Растрепанный и растерянный Генка прыгнул к рулю, выровнял ход лодки. Снова побежала лодка вдоль берега, тихого, песчаного, на котором стрелками целился в небо дикий лук. А возле кустов догорали цветы — жарки, топорщились метелки травы — гусятника. А тоньше всяких роз пахла, некорыстная с виду трава — кошачья лапка. А пароход и матка были уже там, где Енисей уходил в небо. И пароход, и матка, а точнее дом на матке, тоже повисли в солнечном воздухе и, казалось, вовсе не двигались, а так вот, висели и все.
Катя лежала вниз лицом на горько пахнущих мешках и молчала, боясь поднять лицо. Все-таки она пересилила Генку, все-таки пересилила! Грудь его оказалась слабее ее рук. Так и надо! Так и надо! Генка привык все делать с налета. Не должен он так делать, не должен. Обязан он научиться хоть на шаг вперед смотреть. А то идет по жизни верхоглядом. Но как он сказал: «Жинкой станешь!» Генка Гущин — муж! Чудно даже.
Генке Гущину — «мужу» было очень стыдно и неловко. Чтобы не смотреть на Катю, он задрал голову и увидел, что от реки к берегу, с рыбешкой в клюве, летит чайка. Генка схватил ружье и, почти не целясь, выстрелил.

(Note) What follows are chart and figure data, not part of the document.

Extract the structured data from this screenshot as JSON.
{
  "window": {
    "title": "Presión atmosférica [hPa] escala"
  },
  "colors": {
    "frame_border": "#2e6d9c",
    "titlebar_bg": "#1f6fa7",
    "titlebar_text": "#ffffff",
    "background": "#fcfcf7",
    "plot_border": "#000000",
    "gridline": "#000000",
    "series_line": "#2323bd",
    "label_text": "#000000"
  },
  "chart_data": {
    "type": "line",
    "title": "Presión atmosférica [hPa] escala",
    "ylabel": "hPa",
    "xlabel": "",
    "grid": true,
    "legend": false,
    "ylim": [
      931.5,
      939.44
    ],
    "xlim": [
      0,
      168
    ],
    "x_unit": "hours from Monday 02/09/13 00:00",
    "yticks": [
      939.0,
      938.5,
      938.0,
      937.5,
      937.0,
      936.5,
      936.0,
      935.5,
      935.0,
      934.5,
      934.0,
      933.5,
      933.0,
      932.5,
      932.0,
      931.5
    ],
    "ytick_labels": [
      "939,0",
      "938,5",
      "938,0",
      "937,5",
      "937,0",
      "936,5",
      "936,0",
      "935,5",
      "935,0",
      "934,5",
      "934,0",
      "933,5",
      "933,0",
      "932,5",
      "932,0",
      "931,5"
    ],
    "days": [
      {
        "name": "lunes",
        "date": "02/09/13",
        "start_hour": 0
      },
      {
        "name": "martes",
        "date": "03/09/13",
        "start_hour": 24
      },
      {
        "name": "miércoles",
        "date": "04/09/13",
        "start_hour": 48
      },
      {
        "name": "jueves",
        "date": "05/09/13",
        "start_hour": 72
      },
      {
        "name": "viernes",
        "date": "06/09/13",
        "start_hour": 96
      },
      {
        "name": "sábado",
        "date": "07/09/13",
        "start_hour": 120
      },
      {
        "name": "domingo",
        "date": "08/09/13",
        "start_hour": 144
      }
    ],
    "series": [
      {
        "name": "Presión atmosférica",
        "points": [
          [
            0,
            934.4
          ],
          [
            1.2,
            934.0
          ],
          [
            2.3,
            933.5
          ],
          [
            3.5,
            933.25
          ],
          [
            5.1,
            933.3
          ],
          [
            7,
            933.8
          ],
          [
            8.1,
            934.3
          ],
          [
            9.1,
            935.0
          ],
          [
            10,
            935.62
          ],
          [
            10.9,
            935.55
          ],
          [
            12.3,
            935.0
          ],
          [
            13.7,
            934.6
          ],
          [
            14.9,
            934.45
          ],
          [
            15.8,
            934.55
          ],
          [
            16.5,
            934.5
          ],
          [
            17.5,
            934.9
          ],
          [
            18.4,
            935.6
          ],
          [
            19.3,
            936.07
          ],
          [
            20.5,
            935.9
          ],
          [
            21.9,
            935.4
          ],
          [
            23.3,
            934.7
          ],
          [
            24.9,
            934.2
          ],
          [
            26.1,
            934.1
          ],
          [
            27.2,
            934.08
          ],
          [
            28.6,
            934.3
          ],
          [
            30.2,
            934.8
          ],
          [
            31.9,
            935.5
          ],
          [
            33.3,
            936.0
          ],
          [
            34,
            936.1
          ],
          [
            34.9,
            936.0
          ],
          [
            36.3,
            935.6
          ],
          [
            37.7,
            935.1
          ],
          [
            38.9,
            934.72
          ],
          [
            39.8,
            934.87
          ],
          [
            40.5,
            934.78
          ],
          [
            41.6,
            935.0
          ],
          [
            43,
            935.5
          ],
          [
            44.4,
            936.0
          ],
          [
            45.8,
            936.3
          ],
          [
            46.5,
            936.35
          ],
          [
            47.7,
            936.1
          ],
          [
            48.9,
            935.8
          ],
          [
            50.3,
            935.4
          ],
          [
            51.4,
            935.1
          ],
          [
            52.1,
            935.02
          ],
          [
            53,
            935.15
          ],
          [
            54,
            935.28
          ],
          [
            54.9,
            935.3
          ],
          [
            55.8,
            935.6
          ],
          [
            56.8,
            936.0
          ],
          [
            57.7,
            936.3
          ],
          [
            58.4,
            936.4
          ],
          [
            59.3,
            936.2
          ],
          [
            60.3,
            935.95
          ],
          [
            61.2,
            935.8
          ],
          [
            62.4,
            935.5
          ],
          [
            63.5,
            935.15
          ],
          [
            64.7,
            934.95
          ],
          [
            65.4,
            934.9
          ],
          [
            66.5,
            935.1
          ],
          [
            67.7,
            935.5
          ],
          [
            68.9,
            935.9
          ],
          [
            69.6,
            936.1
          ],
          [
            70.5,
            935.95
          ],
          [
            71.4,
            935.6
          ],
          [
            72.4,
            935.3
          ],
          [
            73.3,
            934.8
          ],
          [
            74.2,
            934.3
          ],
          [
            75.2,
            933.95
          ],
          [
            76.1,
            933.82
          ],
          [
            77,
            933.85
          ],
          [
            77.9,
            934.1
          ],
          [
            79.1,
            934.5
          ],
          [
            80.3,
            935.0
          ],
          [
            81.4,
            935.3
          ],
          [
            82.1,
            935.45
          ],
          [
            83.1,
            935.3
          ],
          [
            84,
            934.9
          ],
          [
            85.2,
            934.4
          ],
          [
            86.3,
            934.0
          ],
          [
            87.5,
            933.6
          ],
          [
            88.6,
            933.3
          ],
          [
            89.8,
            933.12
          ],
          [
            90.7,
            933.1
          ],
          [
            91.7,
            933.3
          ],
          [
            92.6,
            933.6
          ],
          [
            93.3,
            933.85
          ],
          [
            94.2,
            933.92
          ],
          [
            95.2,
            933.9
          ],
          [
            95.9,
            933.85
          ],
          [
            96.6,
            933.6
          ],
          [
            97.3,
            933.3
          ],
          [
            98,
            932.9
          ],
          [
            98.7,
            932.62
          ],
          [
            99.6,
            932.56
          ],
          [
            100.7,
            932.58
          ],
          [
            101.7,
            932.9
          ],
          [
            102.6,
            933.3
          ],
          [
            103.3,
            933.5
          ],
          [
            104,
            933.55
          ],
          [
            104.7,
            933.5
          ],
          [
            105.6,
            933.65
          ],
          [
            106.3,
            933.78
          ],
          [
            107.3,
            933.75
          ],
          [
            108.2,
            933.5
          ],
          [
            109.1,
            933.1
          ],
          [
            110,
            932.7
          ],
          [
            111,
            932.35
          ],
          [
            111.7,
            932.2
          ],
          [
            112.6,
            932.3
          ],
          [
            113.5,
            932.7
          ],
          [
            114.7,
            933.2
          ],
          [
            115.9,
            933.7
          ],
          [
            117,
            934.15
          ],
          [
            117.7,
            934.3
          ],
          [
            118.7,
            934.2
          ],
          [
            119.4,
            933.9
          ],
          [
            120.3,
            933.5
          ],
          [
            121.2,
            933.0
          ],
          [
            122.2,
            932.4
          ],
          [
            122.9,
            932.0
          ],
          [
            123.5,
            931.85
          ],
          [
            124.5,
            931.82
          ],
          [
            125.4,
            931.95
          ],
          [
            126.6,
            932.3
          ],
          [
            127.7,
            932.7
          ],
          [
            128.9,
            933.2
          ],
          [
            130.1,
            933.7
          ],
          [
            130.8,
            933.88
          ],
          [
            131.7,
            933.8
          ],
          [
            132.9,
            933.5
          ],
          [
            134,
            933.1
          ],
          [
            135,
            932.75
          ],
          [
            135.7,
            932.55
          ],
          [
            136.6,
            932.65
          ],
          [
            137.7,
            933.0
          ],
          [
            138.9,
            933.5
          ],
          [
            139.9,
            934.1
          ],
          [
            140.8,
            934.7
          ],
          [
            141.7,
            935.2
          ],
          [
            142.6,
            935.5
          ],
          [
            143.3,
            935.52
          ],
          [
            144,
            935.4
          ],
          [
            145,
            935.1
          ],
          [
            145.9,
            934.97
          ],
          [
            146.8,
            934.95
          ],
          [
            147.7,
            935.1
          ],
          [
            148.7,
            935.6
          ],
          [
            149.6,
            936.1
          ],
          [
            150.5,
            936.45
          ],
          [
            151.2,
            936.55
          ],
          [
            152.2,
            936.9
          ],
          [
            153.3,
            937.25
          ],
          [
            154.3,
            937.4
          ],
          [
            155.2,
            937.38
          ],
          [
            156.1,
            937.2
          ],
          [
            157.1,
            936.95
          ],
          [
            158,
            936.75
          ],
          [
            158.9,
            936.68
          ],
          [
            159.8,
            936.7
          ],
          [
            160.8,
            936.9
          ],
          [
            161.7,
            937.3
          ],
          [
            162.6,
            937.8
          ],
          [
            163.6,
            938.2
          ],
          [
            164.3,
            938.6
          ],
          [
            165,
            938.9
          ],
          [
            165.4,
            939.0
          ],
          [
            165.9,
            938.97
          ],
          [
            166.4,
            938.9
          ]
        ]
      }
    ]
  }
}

Чайка вскрикнула: «Криэ», — и как скомканный тетрадный лист, завертелась в воздухе, упала в воду, поплыла, волоча перебитое крыло. И все стонала, вскрикивала чайка с недоумением и тоской: «Криэ, криэ…»
Генка догнал чайку, подчерпнул рукой, словно клок пены и бросил в лодку. Чайка смолкла, с беспомощным гневом глядела на человека. У нее был яркий, как цвет жарка, клюв. Такие же яркие лапы и круглые, с красноватым ободком глаза, какие бывают у рыбы-сороги. Она поводила из стороны в сторону сорожьими глазами, и красные ободки ее то гасли, то вспыхивали.
— У-у, зараза, злая какая! — сощурился Генка и тронул чайку сапогом. Она вцепилась в носок сапога кривым, ярко-желтым клювом и захлопала здоровым крылом, будто била, борола кого-то.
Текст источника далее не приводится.